Let's turn back to the question, what is the <X> in <X> Cola? What does Mathematica: It lives from Stephens insight into the structure of expressions, therefore doing far more than algebra, analysis or other mathematical stuff. It's a type of framework to get things in an out of a computing facility (and transforming it inside - of course).

In German there is the term "Stellenalgebra", a "Stelle" is the # in Lambda-Expressions, therefore I would propose the name Lambda Cola.
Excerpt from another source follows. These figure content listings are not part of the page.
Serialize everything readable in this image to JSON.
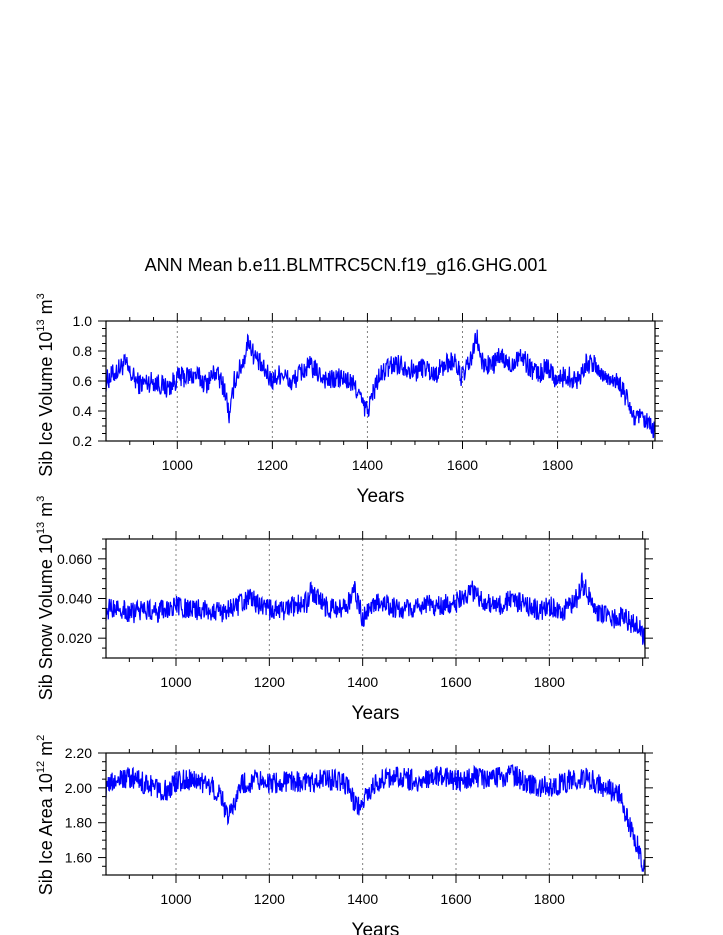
{
  "title": "ANN Mean b.e11.BLMTRC5CN.f19_g16.GHG.001",
  "colors": {
    "series": "#0000ff",
    "axis": "#000000",
    "grid": "#808080"
  },
  "chart_data": [
    {
      "type": "line",
      "title": "ANN Mean b.e11.BLMTRC5CN.f19_g16.GHG.001",
      "ylabel": {
        "main": "Sib Ice Volume 10",
        "exp": "13",
        "unit": "m",
        "unit_exp": "3"
      },
      "xlabel": "Years",
      "xlim": [
        850,
        2005
      ],
      "ylim": [
        0.2,
        1.0
      ],
      "xticks": [
        1000,
        1200,
        1400,
        1600,
        1800
      ],
      "xtick_labels": [
        "1000",
        "1200",
        "1400",
        "1600",
        "1800"
      ],
      "yticks": [
        0.2,
        0.4,
        0.6,
        0.8,
        1.0
      ],
      "ytick_labels": [
        "0.2",
        "0.4",
        "0.6",
        "0.8",
        "1.0"
      ],
      "grid": "vertical dotted at x ticks",
      "series": [
        {
          "x": [
            850,
            870,
            890,
            900,
            920,
            950,
            980,
            1000,
            1020,
            1040,
            1060,
            1080,
            1100,
            1110,
            1120,
            1140,
            1150,
            1160,
            1180,
            1200,
            1220,
            1240,
            1260,
            1280,
            1300,
            1320,
            1340,
            1360,
            1380,
            1390,
            1400,
            1420,
            1440,
            1460,
            1480,
            1500,
            1520,
            1540,
            1560,
            1580,
            1600,
            1620,
            1630,
            1640,
            1660,
            1680,
            1700,
            1720,
            1740,
            1760,
            1780,
            1800,
            1820,
            1840,
            1860,
            1880,
            1900,
            1920,
            1940,
            1960,
            1980,
            2005
          ],
          "y": [
            0.6,
            0.66,
            0.72,
            0.65,
            0.58,
            0.6,
            0.55,
            0.62,
            0.63,
            0.64,
            0.58,
            0.66,
            0.55,
            0.35,
            0.6,
            0.74,
            0.88,
            0.78,
            0.68,
            0.6,
            0.66,
            0.58,
            0.66,
            0.7,
            0.64,
            0.6,
            0.62,
            0.6,
            0.54,
            0.44,
            0.4,
            0.6,
            0.68,
            0.72,
            0.7,
            0.66,
            0.7,
            0.64,
            0.7,
            0.74,
            0.62,
            0.76,
            0.9,
            0.72,
            0.7,
            0.76,
            0.7,
            0.78,
            0.7,
            0.64,
            0.7,
            0.6,
            0.64,
            0.6,
            0.72,
            0.7,
            0.62,
            0.62,
            0.52,
            0.36,
            0.34,
            0.26
          ]
        }
      ]
    },
    {
      "type": "line",
      "ylabel": {
        "main": "Sib Snow Volume 10",
        "exp": "13",
        "unit": "m",
        "unit_exp": "3"
      },
      "xlabel": "Years",
      "xlim": [
        850,
        2005
      ],
      "ylim": [
        0.01,
        0.07
      ],
      "xticks": [
        1000,
        1200,
        1400,
        1600,
        1800
      ],
      "xtick_labels": [
        "1000",
        "1200",
        "1400",
        "1600",
        "1800"
      ],
      "yticks": [
        0.02,
        0.04,
        0.06
      ],
      "ytick_labels": [
        "0.020",
        "0.040",
        "0.060"
      ],
      "grid": "vertical dotted at x ticks",
      "series": [
        {
          "x": [
            850,
            880,
            900,
            930,
            960,
            1000,
            1030,
            1060,
            1100,
            1130,
            1160,
            1190,
            1220,
            1250,
            1280,
            1290,
            1320,
            1350,
            1370,
            1380,
            1400,
            1430,
            1460,
            1500,
            1530,
            1560,
            1600,
            1620,
            1630,
            1660,
            1690,
            1720,
            1750,
            1780,
            1800,
            1830,
            1860,
            1870,
            1900,
            1930,
            1960,
            1990,
            2005
          ],
          "y": [
            0.034,
            0.036,
            0.032,
            0.035,
            0.033,
            0.036,
            0.034,
            0.035,
            0.033,
            0.036,
            0.04,
            0.035,
            0.033,
            0.036,
            0.038,
            0.044,
            0.036,
            0.034,
            0.038,
            0.046,
            0.03,
            0.038,
            0.036,
            0.034,
            0.037,
            0.036,
            0.038,
            0.04,
            0.045,
            0.038,
            0.036,
            0.04,
            0.036,
            0.034,
            0.036,
            0.034,
            0.04,
            0.048,
            0.034,
            0.03,
            0.03,
            0.026,
            0.02
          ]
        }
      ]
    },
    {
      "type": "line",
      "ylabel": {
        "main": "Sib Ice Area 10",
        "exp": "12",
        "unit": "m",
        "unit_exp": "2"
      },
      "xlabel": "Years",
      "xlim": [
        850,
        2005
      ],
      "ylim": [
        1.5,
        2.2
      ],
      "xticks": [
        1000,
        1200,
        1400,
        1600,
        1800
      ],
      "xtick_labels": [
        "1000",
        "1200",
        "1400",
        "1600",
        "1800"
      ],
      "yticks": [
        1.6,
        1.8,
        2.0,
        2.2
      ],
      "ytick_labels": [
        "1.60",
        "1.80",
        "2.00",
        "2.20"
      ],
      "grid": "vertical dotted at x ticks",
      "series": [
        {
          "x": [
            850,
            870,
            900,
            940,
            980,
            1000,
            1040,
            1080,
            1100,
            1110,
            1140,
            1180,
            1200,
            1240,
            1280,
            1320,
            1360,
            1390,
            1400,
            1440,
            1480,
            1520,
            1560,
            1600,
            1640,
            1680,
            1720,
            1760,
            1800,
            1840,
            1880,
            1920,
            1950,
            1970,
            1990,
            2005
          ],
          "y": [
            2.0,
            2.04,
            2.06,
            2.02,
            1.98,
            2.04,
            2.05,
            2.0,
            1.94,
            1.82,
            2.02,
            2.05,
            2.02,
            2.04,
            2.03,
            2.05,
            2.04,
            1.88,
            1.94,
            2.05,
            2.06,
            2.04,
            2.07,
            2.04,
            2.06,
            2.05,
            2.08,
            2.02,
            2.0,
            2.04,
            2.06,
            2.0,
            1.96,
            1.8,
            1.66,
            1.52
          ]
        }
      ]
    }
  ]
}
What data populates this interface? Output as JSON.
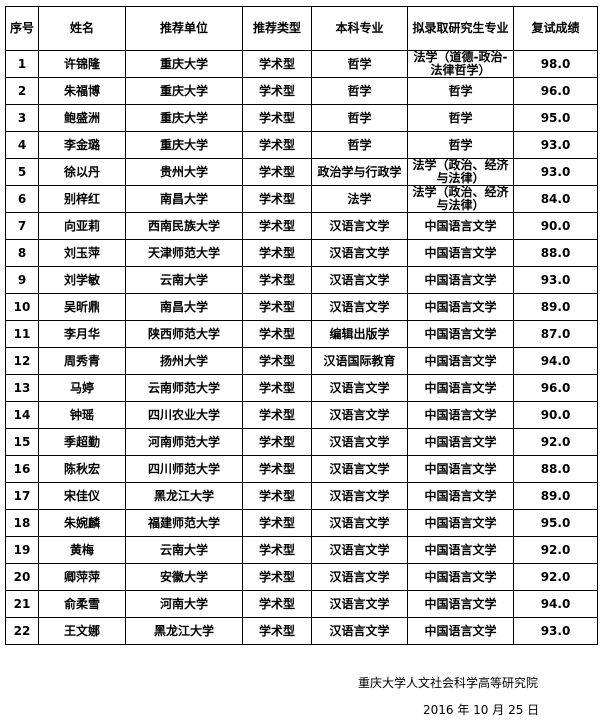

Think about it, it consists of 2 words, each word has 2 syllables and as "Lambda Core Language" it's not too bad a description about the intentions and workings of Mathematica.

P.S.: (... there is the MOMA in New York and the MOMATH is in New York too ...)
POSTED BY: Udo Krause
Iff the Corporation name has to appear: Wolfram Cola.
POSTED BY: Udo Krause
My favorite was "Tungsten." It has the subtle reference to Wolfram, but doesn't sound too brand-attached, like "Wolfram Programming Language." Imagine: "Oh, that? I made that in Tungsten."
POSTED BY: Jesse Friedman
Express seems to already exist as a programming (data modelling language):
POSTED BY: Arnoud Buzing
Of all the proposals I've seen, I like Express the best, too, for all the reasons you've outlined.  I had earlier thought of Expressions, as in "it's written in Expressions", but that seemed too literal, and probably not the attribute we necessarily want to emphasize.  But Express nicely captures that idea as well as the the speed with which you can prototype ideas with Mathematica.
Express.  

1.  It is what one does in Mathematica.
2. It is short even with a Wolfram prefix
3. It captures the idea of everything being a Mathematica Express-ion
4. One could probably develop a good logo around it.
5. It captures the idea of things being fast and direct, which is part of what Mathematica is about.
POSTED BY: Seth Chandler
Interesting, Seth, “Express” too was my favorite out of the the terms given in the blog. And for all the same reasons that you mentioned. I really liked the coincidence (or not?) that the same term outlines the fundamental structure of the language ( "Everything Is an Expression" in Mathematica ) and its top level virtue ( how easy it is to express ideas in Mathematica ). I was surprised I did not hear that one before considering how early the term came around.
Reading the blog and thinking for a bit after, the following names came to mind:
  • Emerge
  • Genesis
  • Enlight – from enlighten
  • Synthesis
  • Ankol – from “a new kind of language”
POSTED BY: Vitaliy Kaurov
I dislike Express.
Not everything in Mathematica is an expression: A Mathematica package (.m file) is not an expression, at least not distinguishable from any other CompoundExpression.
And a comment is also not an expression.